La salita sulle bianche scogliere a picco sul mare è terminata. I fondali di verde smeraldo che intravedevo in mezzo alle gambe a chiudere il vuoto sono scomparsi. Ormai sono sull’altopiano sotto l’ombra di pini marittimi, su una cresta sospesa sulle pareti precipiti. Il profumo della macchia si fonde col calore del sole sulla pelle ed il vento scompiglia i capelli ed asciuga il sudore, lasciando tracce di sale sul viso e sulle braccia.

Più lontano, in mezzo al mare, c’è l’isola. E’ segnata sulle carte ed esiste nella realtà: so che un uomo vi abita e la sorveglia. Ma per me è un miraggio o solo un sogno o l’impossibile, eppure da qualsiasi parte della costa mi trovi, lei è sempre lì, immobile e quieta. Due montagne si innalzano su di essa e la rendono inconfondibile; si potrebbero persino fare delle belle arrampicate, con il mare che mugghia sotto i piedi. Non scappa, questo è certo, ma forse sono io che tento di sfuggirle, perché l’isola è una sirena che attrae per far soccombere: alcuni però ci sono stati ed anche tornati; ma io no, non posso andarci, devo resistere al suo incantesimo.

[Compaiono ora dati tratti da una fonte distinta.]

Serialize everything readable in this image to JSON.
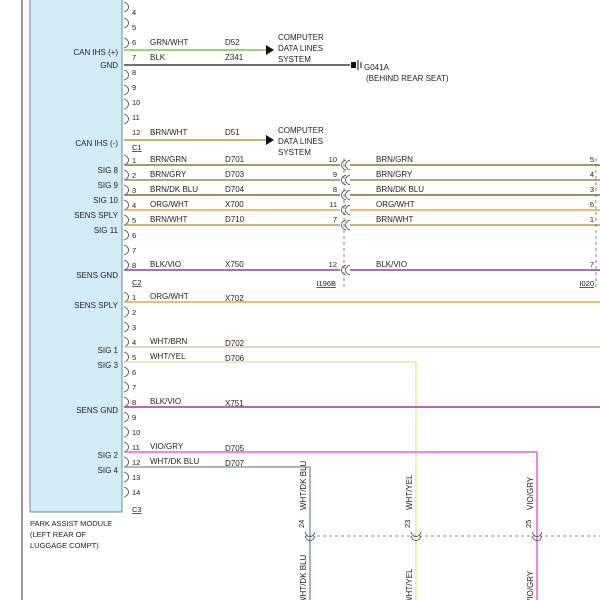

Le camminate, le arrampicate lungo i sentieri e le pareti della costa e delle cale si susseguono quasi ogni anno; sempre lo stesso sole, lo stesso vento e lo stesso richiamo. Sono passati molti anni dalla prima volta che vidi le bianche scogliere e molti giorni felici ho trascorso aggrappato ai loro appigli. Il gioco della vita e della conoscenza è sempre continuato nel corso del tempo e ancora continua; mi trovo sempre lì a farmi schiaffeggiare dal vento e farmi assordare dalla risacca e forse è per questo che gli anni non mi pesano. Ma l’isola è sempre lì davanti ad aspettare, immota sulle acque tra i luccichii ed i riflessi: per farsi raggiungere chiede di regalarle qualcosa, la mia vita.